How do people see you? How do you wish people saw you?
For me, therapy revolutionized the way I thought people saw me. Through therapy, I came to understand that people outside of myself didn’t actually see all my insecurities and perceived flaws. Gaining a more balanced understanding of how people see me, I’d say, I’m seen as free, bit rebellious, bit hippie, unusual, artistic, bohemian. Clever. Quiet. A bit awkward.
I’m also quite fortunate physically in that I have a long vertical line, good features. I’m also quite tall and my angular features tend to catch attention, from what I’ve noticed. I’m someone to take note of, and (my therapist told me) I walk this world with confidence.
Which brings us to the second, more trickier part of the question. As I am today, I’m happy with how people see me. I don’t concern myself as much, and when I do, I realize I generally project the above features, so have nothing to worry about in how people see me.
It’s a trick of the light, though. How people see us has very little to do with what we look like. It’s all about how we see ourselves.
One of the biggest revelations for me in recent years has been just what a huge impact my mood and my inner peace and happiness make in my outside world. Right now, I feel myself as someone confident, at ease, happy, friendly, fortunate. I’m happy with my life, with how I look, with how I spend my time, with the people around me... and all that translates in my interactions.
That’s the thing. As long as you feel ugly, self-conscious, stupid, awkward, or any such negatives, that’s what will permeate your interactions and dictate how others see you. Obviously, it’s an uphill battle. It takes trust, as well as falling on your nose a few times. It takes confronting bad things both in your past and in your present. But it is, in the end, worth it.
For me, the past twelve months have marked a radical shift in perspective, attitude, in how I feel in general. I find myself, through an amalgam of things like therapy, better social interactions, dancing, travel, and just perhaps growing older, I find myself a lot more at ease with who I am. I feel more confident. I feel beautiful. Lately, I’ve been styling my hair to highlight natural curls. It’s unusual for me, and some days I look really great, others I look a bit poofy or fluffy. Well, if I’d done this at 20, or even 23, I would’ve felt so ugly on those poofy days. So self-conscious and awkward. I often did when trying new styles or things. Felt like the whole world was laughing and thinking look at this little girl trying something new... and not too well.

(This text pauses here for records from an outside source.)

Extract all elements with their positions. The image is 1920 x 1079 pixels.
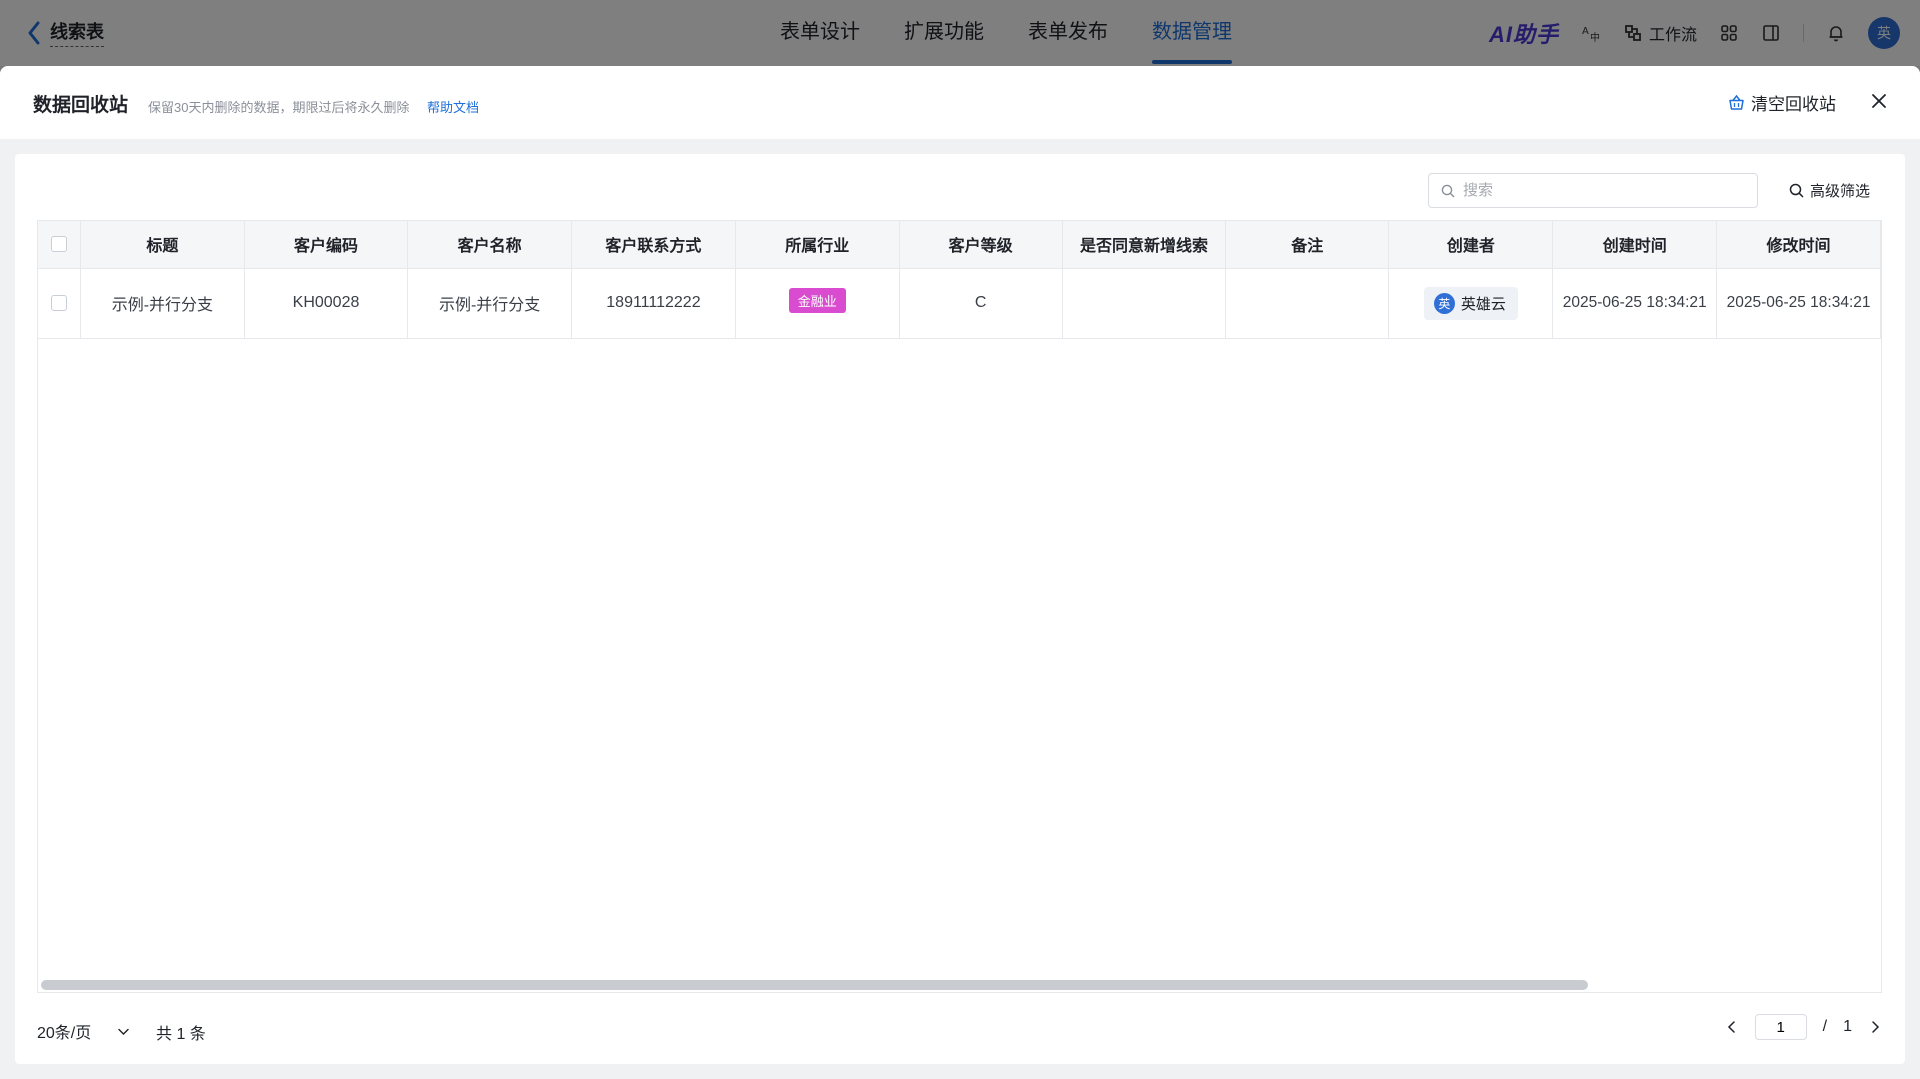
page-separator: / bbox=[1822, 1018, 1828, 1035]
close-icon[interactable] bbox=[1868, 90, 1890, 112]
recycle-bin-drawer: 数据回收站 保留30天内删除的数据，期限过后将永久删除 帮助文档 清空回收站 高… bbox=[0, 66, 1920, 1079]
column-header[interactable]: 是否同意新增线索 bbox=[1062, 221, 1227, 269]
cell-industry: 金融业 bbox=[735, 268, 900, 339]
clear-recycle-bin-button[interactable]: 清空回收站 bbox=[1728, 90, 1836, 115]
data-table: 标题 客户编码 客户名称 客户联系方式 所属行业 客户等级 是否同意新增线索 备… bbox=[37, 220, 1882, 993]
horizontal-scrollbar[interactable] bbox=[41, 980, 1588, 990]
cell-agree bbox=[1062, 268, 1227, 339]
cell-name: 示例-并行分支 bbox=[407, 268, 572, 339]
column-header[interactable]: 备注 bbox=[1225, 221, 1390, 269]
help-doc-link[interactable]: 帮助文档 bbox=[427, 97, 479, 116]
avatar: 英 bbox=[1433, 292, 1455, 314]
cell-creator: 英 英雄云 bbox=[1388, 268, 1554, 339]
select-all-checkbox[interactable] bbox=[51, 236, 68, 253]
drawer-header: 数据回收站 保留30天内删除的数据，期限过后将永久删除 帮助文档 清空回收站 bbox=[0, 66, 1920, 139]
column-header[interactable]: 修改时间 bbox=[1716, 221, 1881, 269]
column-header[interactable]: 创建时间 bbox=[1552, 221, 1718, 269]
clear-recycle-bin-label: 清空回收站 bbox=[1751, 95, 1836, 114]
page-size-value: 20条/页 bbox=[37, 1025, 92, 1042]
row-select-cell bbox=[38, 268, 82, 339]
chevron-left-icon[interactable] bbox=[1725, 1020, 1739, 1034]
search-icon bbox=[1441, 184, 1455, 197]
chevron-down-icon bbox=[118, 1028, 129, 1035]
page-number-input[interactable] bbox=[1754, 1014, 1807, 1040]
search-box[interactable] bbox=[1428, 173, 1758, 208]
cell-code: KH00028 bbox=[244, 268, 409, 339]
cell-modified: 2025-06-25 18:34:21 bbox=[1716, 268, 1881, 339]
recycle-bin-panel: 高级筛选 标题 客户编码 客户名称 客户联系方式 所属行业 客户等级 是 bbox=[15, 154, 1905, 1064]
column-header[interactable]: 客户联系方式 bbox=[571, 221, 737, 269]
creator-name: 英雄云 bbox=[1460, 295, 1506, 313]
drawer-description: 保留30天内删除的数据，期限过后将永久删除 bbox=[148, 100, 410, 115]
cell-remark bbox=[1225, 268, 1390, 339]
table-header-row: 标题 客户编码 客户名称 客户联系方式 所属行业 客户等级 是否同意新增线索 备… bbox=[38, 221, 1881, 269]
page-size-select[interactable]: 20条/页 bbox=[37, 1019, 130, 1043]
pager: / 1 bbox=[1725, 1014, 1882, 1040]
cell-title: 示例-并行分支 bbox=[80, 268, 245, 339]
industry-tag: 金融业 bbox=[788, 288, 846, 313]
column-header[interactable]: 创建者 bbox=[1388, 221, 1554, 269]
column-header[interactable]: 客户等级 bbox=[899, 221, 1063, 269]
total-pages: 1 bbox=[1843, 1018, 1852, 1035]
pagination-bar: 20条/页 共 1 条 / 1 bbox=[37, 1012, 1882, 1048]
drawer-title: 数据回收站 bbox=[33, 95, 129, 116]
advanced-filter-button[interactable]: 高级筛选 bbox=[1789, 180, 1870, 201]
cell-level: C bbox=[899, 268, 1063, 339]
column-header[interactable]: 客户编码 bbox=[244, 221, 409, 269]
column-header[interactable]: 客户名称 bbox=[407, 221, 572, 269]
total-count: 共 1 条 bbox=[156, 1026, 206, 1043]
basket-icon bbox=[1729, 94, 1744, 110]
search-icon bbox=[1789, 183, 1804, 198]
search-input[interactable] bbox=[1463, 182, 1743, 199]
cell-phone: 18911112222 bbox=[571, 268, 737, 339]
creator-chip: 英 英雄云 bbox=[1423, 286, 1518, 320]
table-row[interactable]: 示例-并行分支 KH00028 示例-并行分支 18911112222 金融业 … bbox=[38, 268, 1881, 339]
advanced-filter-label: 高级筛选 bbox=[1810, 183, 1871, 200]
column-header[interactable]: 所属行业 bbox=[735, 221, 900, 269]
column-header[interactable]: 标题 bbox=[80, 221, 245, 269]
row-checkbox[interactable] bbox=[51, 294, 68, 311]
cell-created: 2025-06-25 18:34:21 bbox=[1552, 268, 1718, 339]
chevron-right-icon[interactable] bbox=[1868, 1020, 1882, 1034]
select-all-cell bbox=[38, 221, 82, 269]
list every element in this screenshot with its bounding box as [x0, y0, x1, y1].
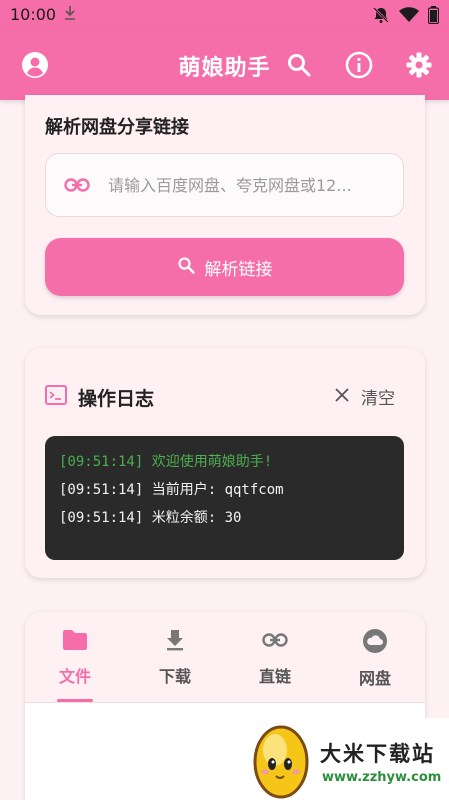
log-line: [09:51:14] 米粒余额: 30 — [59, 510, 242, 526]
log-heading: 操作日志 — [78, 388, 155, 410]
search-icon — [177, 256, 195, 279]
app-bar: 萌娘助手 — [0, 30, 449, 100]
link-icon — [64, 175, 90, 199]
log-line: [09:51:14] 欢迎使用萌娘助手! — [59, 454, 273, 470]
wifi-icon — [399, 7, 419, 27]
log-line: [09:51:14] 当前用户: qqtfcom — [59, 482, 284, 498]
settings-icon[interactable] — [404, 50, 434, 80]
tab-cloud-drive[interactable]: 网盘 — [325, 612, 425, 702]
parse-button-label: 解析链接 — [204, 259, 273, 280]
close-icon — [335, 387, 349, 407]
terminal-icon — [45, 385, 67, 409]
search-icon[interactable] — [284, 50, 314, 80]
status-icons — [372, 6, 440, 28]
share-link-input[interactable] — [108, 170, 393, 200]
tab-label: 直链 — [258, 667, 291, 686]
tab-label: 文件 — [58, 667, 91, 686]
watermark-url: www.zzhyw.com — [322, 770, 442, 785]
parse-link-card: 解析网盘分享链接 解析链接 — [25, 95, 425, 315]
clear-log-label: 清空 — [361, 389, 395, 409]
mascot-logo-icon — [248, 720, 314, 800]
parse-card-heading: 解析网盘分享链接 — [45, 117, 189, 138]
tab-bar: 文件 下载 直链 网盘 — [25, 612, 425, 702]
status-time: 10:00 — [10, 5, 57, 24]
log-console: [09:51:14] 欢迎使用萌娘助手! [09:51:14] 当前用户: qq… — [45, 436, 404, 560]
operation-log-card: 操作日志 清空 [09:51:14] 欢迎使用萌娘助手! [09:51:14] … — [25, 348, 425, 578]
parse-link-button[interactable]: 解析链接 — [45, 238, 404, 296]
cloud-icon — [362, 629, 388, 657]
clear-log-button[interactable]: 清空 — [335, 384, 395, 409]
tab-direct-links[interactable]: 直链 — [225, 612, 325, 702]
info-icon[interactable] — [344, 50, 374, 80]
do-not-disturb-icon — [372, 6, 390, 28]
watermark-title: 大米下载站 — [320, 742, 435, 766]
watermark: 大米下载站 www.zzhyw.com — [238, 718, 449, 800]
tab-label: 网盘 — [358, 669, 391, 688]
tab-files[interactable]: 文件 — [25, 612, 125, 702]
tab-downloads[interactable]: 下载 — [125, 612, 225, 702]
share-link-field[interactable] — [45, 153, 404, 217]
tab-label: 下载 — [158, 667, 191, 686]
app-title: 萌娘助手 — [178, 56, 271, 81]
status-bar: 10:00 — [0, 0, 449, 30]
folder-icon — [62, 629, 88, 655]
download-icon — [164, 629, 186, 655]
link-icon — [262, 629, 288, 655]
battery-icon — [427, 6, 440, 28]
download-notification-icon — [64, 5, 76, 25]
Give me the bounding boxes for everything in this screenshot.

Now, I don’t honestly care. I feel beautiful a solid 95% of the time, if not more. I walk out on them poofy days with the same level of confidence and feeling gorgeous as I do on the days my hair looks like a magazine shoot.
Because inside I am those things. I feel happy and confident about where I am and what my life looks like, so how I look or how I am perceived doesn’t bother me as much.
This isn’t to say I don’t on occasion come across a baffling reaction to me, or a weird interaction. I try, on those occasions, to assess. Am I projecting something off? Am I being fake somehow, or am I perhaps putting out conflicting signals, one I wouldn’t want to transmit?
If the answer is yes, I try to modulate, so that my behavior and speech reflect my mood and my personality more closely. But when the answer is no, I think okay, then maybe this person isn’t attuned to reading me too well right now. Maybe our personalities don’t mesh, that’s fine. Or maybe, as is unfortunately sometimes the case, they’re testing for weak spots, for insecurities to use against me.
Whatever the case, I’m wary of interacting with drama-seeking, self-involved, or petty envious people. Right now, I’m trying to narrow the gap between who I am inside and how I am perceived outside. It just avoids so much confusion, so much needless angst.
Drama I have no room for in my life right now.